Criminal Actions to Enforce the Law
To implement the new law, the Attorney General’s office set up a Worker’s Protection Unit to work with the Office of the State Inspector General, and the state first took action under the new legislation in October, 2021. The action was brought against building drywall subcontractors who were working on major construction projects in Virginia, including the building of the new Virginia General Assembly Building. Former Virginia Attorney General Mark Herring empaneled a multi-jurisdictional grand jury that returned charges against several companies, including GTO Drywall and Richmond Drywall Installers, for misclassifying workers as independent contractors rather than as employees allegedly in an effort to avoid paying taxes.
Each company was ultimately charged with ten counts of felony embezzlement. In December 2021, Richmond Drywall pled guilty to five counts of felony embezzlement and the other five counts were nolle prossed. In February, 2022 under the new administration, GTO Drywall pled guilty to five felony counts and the other five counts were similarly nolle prossed. Each company was eventually fined $2,500 for each guilty finding, plus court costs and restitution to the Virginia Department of Taxation for the unpaid taxes.
Civil Actions by Workers
But that is not where the enforcement efforts ended. Enforcement of the Virginia misclassification laws are not limited to the Commonwealth bringing a criminal action. Workers affected by their misclassification may bring a civil action for lost wages under federal and state law, which include penalties, such as trebling the damages if proven. In October 2020, laborers working for some of the same drywall subcontractors, and others, filed a class action in federal court claiming that they were improperly classified as independent contractors instead of as employees. They filed under the Virginia statute as well as the federal Fair Labor Standards Act (“FLSA”). See Moran, et. al. v. Agent Wall Sys., Inc. et. al., Civil Action 3:20-cv-00823- (E.D. Va. October 22, 2020). The laborers had been hired through various labor brokers, but claimed they should be considered employees of both the labor broker and the drywall subcontractor.
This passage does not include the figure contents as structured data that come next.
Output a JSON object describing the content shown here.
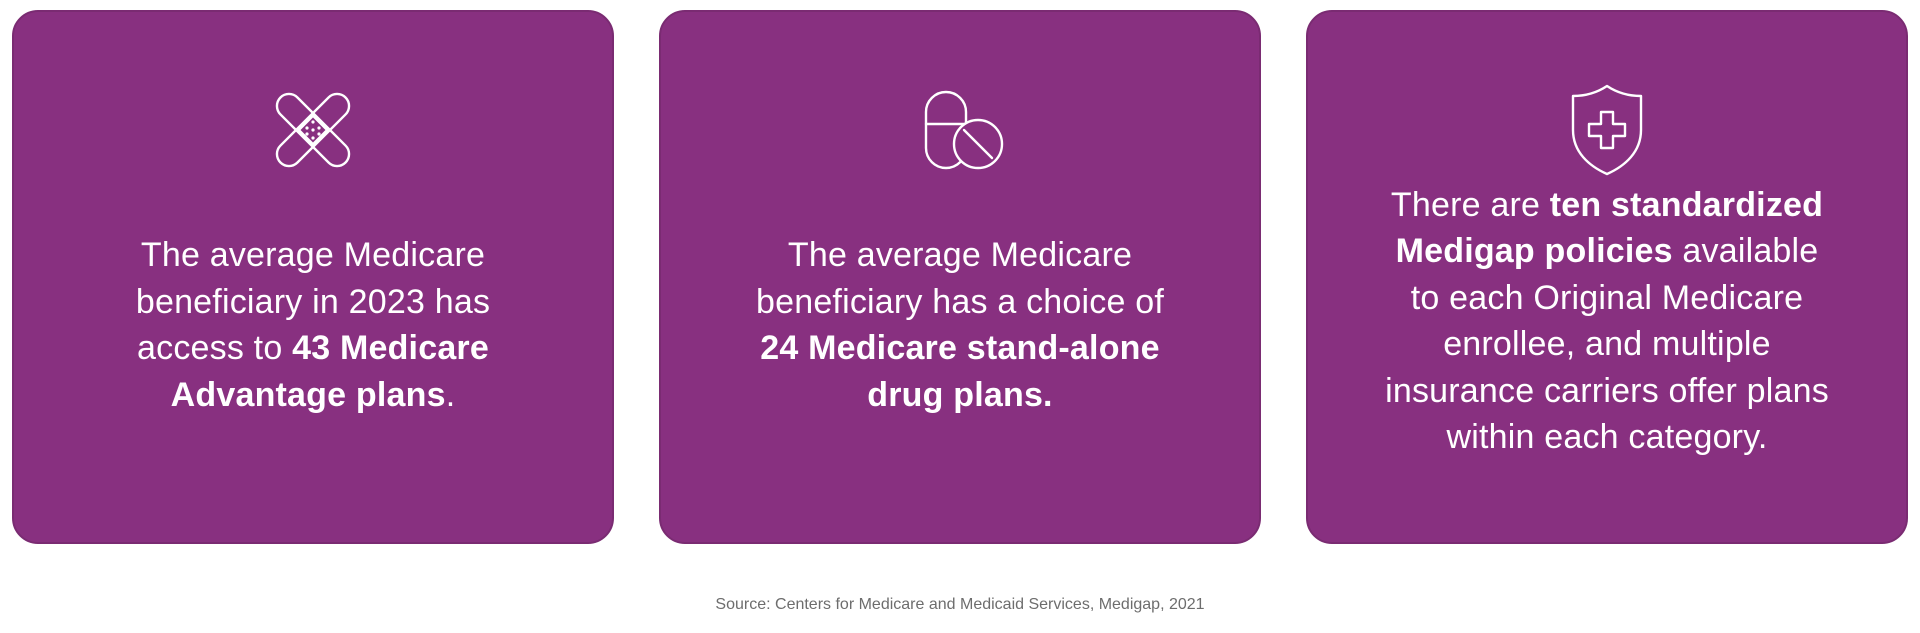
{
  "colors": {
    "card_bg": "#883080",
    "text": "#ffffff",
    "source_text": "#6d6d6d"
  },
  "cards": [
    {
      "icon": "bandage-icon",
      "lines": [
        [
          "The average Medicare"
        ],
        [
          "beneficiary in 2023 has"
        ],
        [
          "access to ",
          "43 Medicare"
        ],
        [
          "Advantage plans",
          "."
        ]
      ]
    },
    {
      "icon": "pills-icon",
      "lines": [
        [
          "The average Medicare"
        ],
        [
          "beneficiary has a choice of"
        ],
        [
          "24 Medicare stand-alone"
        ],
        [
          "drug plans."
        ]
      ]
    },
    {
      "icon": "shield-cross-icon",
      "lines": [
        [
          "There are ",
          "ten standardized"
        ],
        [
          "Medigap policies",
          " available"
        ],
        [
          "to each Original Medicare"
        ],
        [
          "enrollee, and multiple"
        ],
        [
          "insurance carriers offer plans"
        ],
        [
          "within each category."
        ]
      ]
    }
  ],
  "source": "Source: Centers for Medicare and Medicaid Services, Medigap, 2021"
}
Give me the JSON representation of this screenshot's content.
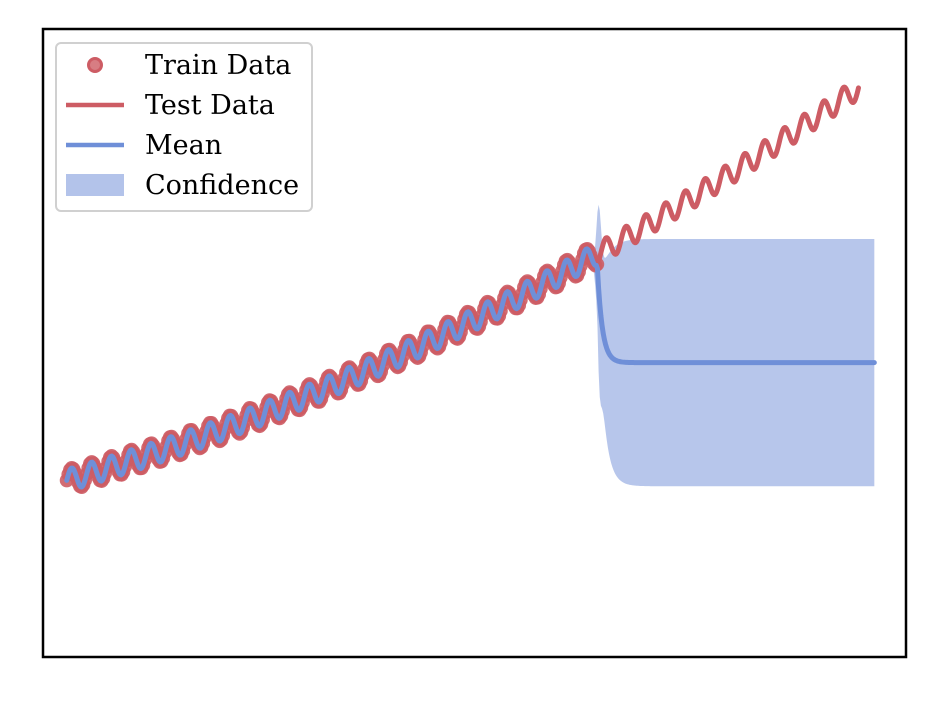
{
  "chart_data": {
    "type": "line",
    "title": "",
    "xlabel": "",
    "ylabel": "",
    "xlim": [
      -0.03,
      1.06
    ],
    "ylim": [
      -0.45,
      1.15
    ],
    "grid": false,
    "ticks_visible": false,
    "legend": {
      "placement": "top-left",
      "entries": [
        {
          "label": "Train Data",
          "kind": "marker",
          "color": "#cd5c64"
        },
        {
          "label": "Test Data",
          "kind": "line",
          "color": "#cd5c64"
        },
        {
          "label": "Mean",
          "kind": "line",
          "color": "#6f8fd8"
        },
        {
          "label": "Confidence",
          "kind": "band",
          "color": "#b3c3ea"
        }
      ]
    },
    "signal": {
      "trend_start": 0.0,
      "trend_slope": 0.58,
      "trend_curvature": 0.42,
      "oscillation_amplitude": 0.028,
      "oscillation_cycles": 40
    },
    "series": [
      {
        "name": "Train Data",
        "kind": "scatter",
        "color": "#cd5c64",
        "x_range": [
          0.0,
          0.67
        ],
        "points": 320
      },
      {
        "name": "Test Data",
        "kind": "line",
        "color": "#cd5c64",
        "x_range": [
          0.67,
          1.0
        ]
      },
      {
        "name": "Mean",
        "kind": "line",
        "color": "#6f8fd8",
        "x_range": [
          0.0,
          1.02
        ],
        "fit_until": 0.67,
        "reversion_level": 0.3,
        "reversion_rate": 160
      },
      {
        "name": "Confidence",
        "kind": "band",
        "color": "#b3c3ea",
        "x_range": [
          0.0,
          1.02
        ],
        "fit_band_halfwidth": 0.01,
        "bump_x": 0.672,
        "bump_extra": 0.15,
        "far_halfwidth": 0.315,
        "spread_rate": 110
      }
    ]
  }
}
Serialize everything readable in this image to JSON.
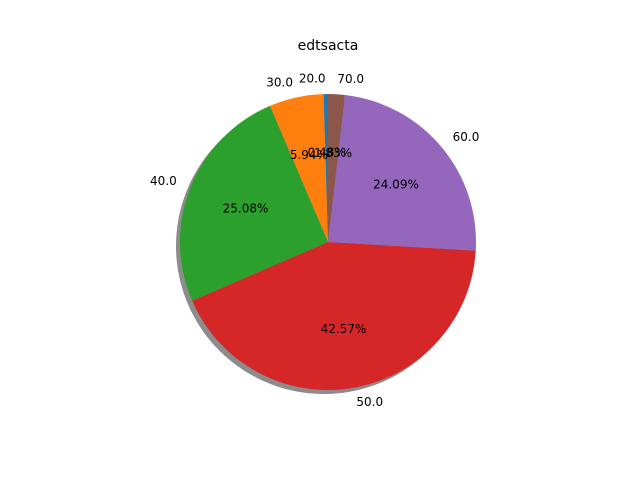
{
  "chart_data": {
    "type": "pie",
    "title": "edtsacta",
    "labels": [
      "20.0",
      "30.0",
      "40.0",
      "50.0",
      "60.0",
      "70.0"
    ],
    "values": [
      0.48,
      5.94,
      25.08,
      42.57,
      24.09,
      1.83
    ],
    "percent_labels": [
      "0.48%",
      "5.94%",
      "25.08%",
      "42.57%",
      "24.09%",
      "1.83%"
    ],
    "colors": [
      "#1f77b4",
      "#ff7f0e",
      "#2ca02c",
      "#d62728",
      "#9467bd",
      "#8c564b"
    ],
    "start_angle_deg": 90,
    "direction": "counterclockwise",
    "shadow": true
  }
}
In December, 2020, a second group of laborers working for another subcontractor brought almost identical claims in Richmond federal court under the Virginia and the federal misclassification provisions. See Rosales, et. al. v. Capital Interior Contractors, Inc., et. al., Civil Action 3:20-cv-00916 (E.D.Va. December 1, 2020). The laborers claimed, among other things, that the subcontractor failed to pay them overtime constituting a violation of the Virginia Wage Payment Act, which would permit them to recover up to three times the amount of unpaid overtime. In January, 2022 the Rosales case settled. The defendant companies agreed to pay the Primary Group in the class action two times the amounts of alleged underpaid wages that Plaintiffs’ counsel had calculated for each participating class member, plus an additional $400 for each Plaintiff. In addition, defendants agreed to pay $86,000 for Plaintiffs’ attorney fees.
Making the Right Decision
As evidenced by the above referenced criminal and civil cases, the fallout for misclassifying an employee as an independent contractor can be substantial. Employers not only need to be concerned about federal laws prohibiting such practices; it is now clear that Virginia law similarly prohibits such practices. Wage and tax theft statutes are now in place in Virginia that are designed to compensate victims and incentivize employers’ compliance with lawful wage payment practices.
Determining whether a potential hire is an employee or an independent contractor is not always clear cut. Employers in Virginia should consult with experienced legal counsel in making their employment related decision as to how to properly classify their workers as employees or independent contractors. A wrong decision can result in criminal and civil liability.